ECLI:NL:RBDHA:2025:5944

Rechtbank Den Haag

Datum uitspraak
19 maart 2025
Publicatiedatum
10 april 2025
Zaaknummer
11211820 MB VERZ 24-21400
Instantie
Rechtbank Den Haag
Type
Uitspraak
Rechtsgebied
Strafrecht
Procedures
  • Proces-verbaal
Rechters
Vindplaatsen
  • Rechtspraak.nl
AI samenvatting door LexboostAutomatisch gegenereerd

Beroep tegen niet-ontvankelijk verklaring van de officier van justitie inzake proceskostenvergoeding

In deze zaak heeft de kantonrechter te Den Haag op 19 maart 2025 uitspraak gedaan in een administratief beroep dat was ingesteld door de gemachtigde van betrokkene tegen een beslissing van de officier van justitie. De officier van justitie had het beroep niet-ontvankelijk verklaard omdat de opsporingsinstantie de beschikking had ingetrokken.

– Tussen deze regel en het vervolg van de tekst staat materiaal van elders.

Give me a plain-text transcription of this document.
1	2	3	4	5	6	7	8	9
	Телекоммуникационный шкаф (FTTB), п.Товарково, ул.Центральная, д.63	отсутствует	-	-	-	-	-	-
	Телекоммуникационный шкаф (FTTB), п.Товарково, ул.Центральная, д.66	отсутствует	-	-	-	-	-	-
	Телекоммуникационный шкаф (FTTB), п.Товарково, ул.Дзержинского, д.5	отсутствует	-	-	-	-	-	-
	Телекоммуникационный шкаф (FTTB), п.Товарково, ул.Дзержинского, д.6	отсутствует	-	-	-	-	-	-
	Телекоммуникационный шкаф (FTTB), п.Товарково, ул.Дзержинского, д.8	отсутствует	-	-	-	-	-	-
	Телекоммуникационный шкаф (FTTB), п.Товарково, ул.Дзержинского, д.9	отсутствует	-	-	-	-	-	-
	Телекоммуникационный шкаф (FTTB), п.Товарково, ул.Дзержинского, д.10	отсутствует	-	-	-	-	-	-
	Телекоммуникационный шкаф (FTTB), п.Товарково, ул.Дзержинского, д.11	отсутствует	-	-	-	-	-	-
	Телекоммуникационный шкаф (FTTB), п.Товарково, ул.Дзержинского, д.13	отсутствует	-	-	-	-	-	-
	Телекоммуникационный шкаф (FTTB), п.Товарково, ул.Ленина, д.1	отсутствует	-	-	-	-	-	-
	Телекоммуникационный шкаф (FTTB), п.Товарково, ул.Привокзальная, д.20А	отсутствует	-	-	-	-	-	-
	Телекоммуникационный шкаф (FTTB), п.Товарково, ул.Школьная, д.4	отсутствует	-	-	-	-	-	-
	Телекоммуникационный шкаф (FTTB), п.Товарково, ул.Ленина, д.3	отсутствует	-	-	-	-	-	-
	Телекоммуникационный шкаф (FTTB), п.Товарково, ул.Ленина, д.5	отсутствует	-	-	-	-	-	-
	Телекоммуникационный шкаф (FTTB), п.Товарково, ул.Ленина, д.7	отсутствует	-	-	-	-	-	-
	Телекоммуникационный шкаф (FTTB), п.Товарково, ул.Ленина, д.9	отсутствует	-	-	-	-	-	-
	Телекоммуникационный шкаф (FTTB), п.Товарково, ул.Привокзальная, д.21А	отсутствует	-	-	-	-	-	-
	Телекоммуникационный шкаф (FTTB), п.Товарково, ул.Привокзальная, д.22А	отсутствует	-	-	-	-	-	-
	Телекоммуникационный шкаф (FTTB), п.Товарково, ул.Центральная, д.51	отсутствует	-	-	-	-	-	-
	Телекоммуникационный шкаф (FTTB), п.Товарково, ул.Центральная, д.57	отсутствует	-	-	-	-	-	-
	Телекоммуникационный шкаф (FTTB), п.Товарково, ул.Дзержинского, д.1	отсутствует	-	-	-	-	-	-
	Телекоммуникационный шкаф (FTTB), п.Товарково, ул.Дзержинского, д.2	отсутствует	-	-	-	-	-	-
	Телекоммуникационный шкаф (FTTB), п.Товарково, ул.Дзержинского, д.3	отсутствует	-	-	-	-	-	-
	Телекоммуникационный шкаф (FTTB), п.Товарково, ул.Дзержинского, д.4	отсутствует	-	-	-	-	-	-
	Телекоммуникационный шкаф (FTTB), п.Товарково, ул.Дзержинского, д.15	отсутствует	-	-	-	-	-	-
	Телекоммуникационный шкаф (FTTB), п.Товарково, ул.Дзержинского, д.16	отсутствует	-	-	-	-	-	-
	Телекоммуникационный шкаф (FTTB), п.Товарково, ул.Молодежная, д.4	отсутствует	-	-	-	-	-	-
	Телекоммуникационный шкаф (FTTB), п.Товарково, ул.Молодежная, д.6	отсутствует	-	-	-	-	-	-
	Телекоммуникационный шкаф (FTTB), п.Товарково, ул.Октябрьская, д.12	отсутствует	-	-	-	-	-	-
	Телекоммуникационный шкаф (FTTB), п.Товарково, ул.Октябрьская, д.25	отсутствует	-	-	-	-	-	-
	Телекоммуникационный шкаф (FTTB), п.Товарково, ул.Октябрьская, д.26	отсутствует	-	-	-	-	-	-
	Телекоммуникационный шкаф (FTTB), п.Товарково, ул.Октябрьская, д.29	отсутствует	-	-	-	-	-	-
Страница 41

De gemachtigde stelde dat de betrokkene pas na het instellen van beroep op de hoogte was gesteld van de intrekking van de boete. De kantonrechter heeft de zaak behandeld en partijen in de gelegenheid gesteld hun standpunten toe te lichten. De gemachtigde was vertegenwoordigd door A. de Jong, terwijl de officier van justitie werd vertegenwoordigd door een zittingsvertegenwoordiger. De kantonrechter heeft overwogen dat er geen bewijs was dat de betrokkene voor het instellen van het beroep op de hoogte was van de intrekking van de boete. Daarom heeft de kantonrechter het beroep gegrond verklaard en de beslissing van de officier van justitie vernietigd. Tevens is de officier van justitie veroordeeld tot het vergoeden van de proceskosten van de betrokkene, vastgesteld op € 368,85. De kantonrechter heeft daarbij de wegingsfactoren voor de proceskostenvergoeding gedifferentieerd en verwezen naar eerdere jurisprudentie.

Uitspraak

Rechtbank DEN HAAG

Zittingsplaats Gouda
CJIB-nummer: [CJIB-nummer]
Registratienummer team straf: 11211820 MB VERZ 24-21400
Uitspraakdatum : 19 maart 2025
Beslissing van de kantonrechter, tevens houdende het opgemaakte proces-verbaal van de zitting
in de zaak van
[betrokkene]
wonende dan wel gevestigd te: [postcode] [woonplaats]
[adres] , nader ook te noemen: betrokkene.
Gemachtigde: mr. B. de Jong (Skandara)

Het verloop van de procedure

Aan betrokkene is een administratieve sanctie opgelegd. De gemachtigde heeft namens betrokkene daartegen beroep ingesteld bij de officier van justitie. De officier van justitie heeft het beroep kennelijk niet ontvankelijk verklaard omdat de opsporingsinstantie de beschikking heeft ingetrokken en het verzoek van de gemachtigde tot vergoeding van de proceskosten afgewezen. Tegen de beslissing tot het afwijzen van proceskostenvergoeding is door gemachtigde beroep ingesteld bij de kantonrechter.
De kantonrechter heeft partijen in de gelegenheid gesteld om op de zitting van 19 maart 2025 de standpunten nader toe te lichten. Namens gemachtigde is A. de Jong ter zitting verschenen. Namens de officier van justitie is een zittingsvertegenwoordiger verschenen.

Overwegingen

In deze zaak is alleen nog in geschil of de officier van justitie terecht heeft afgezien van het toekennen van een proceskostenvergoeding.
Blijkens de beslissing van 3 april 2024 heeft de officier van justitie het verzoek om een vergoeding van de proceskosten afgewezen.
Op grond van artikel 13a van de Wet administratiefrechtelijke handhaving verkeersvoorschriften (WAHV) is de kantonrechter bij uitsluiting bevoegd een partij te veroordelen in de kosten die een andere partij in verband met de behandeling van het beroep bij de rechtbank, en van het bezwaar of van het administratief beroep redelijkerwijs heeft moeten maken. Daarbij zijn de artikelen 7:15, tweede tot en met vierde lid, en 7:28, tweede, vierde en vijfde lid van de Algemene wet bestuursrecht (Awb) van overeenkomstige toepassing.
De gemachtigde heeft in zijn beroepschrift aangevoerd dat er ten onrechte is afgezien van het toekennen van een proceskostenvergoeding omdat pas ná het instellen van beroep aan betrokkene kenbaar werd gemaakt dat de opsporingsinstantie de beschikking heeft ingetrokken.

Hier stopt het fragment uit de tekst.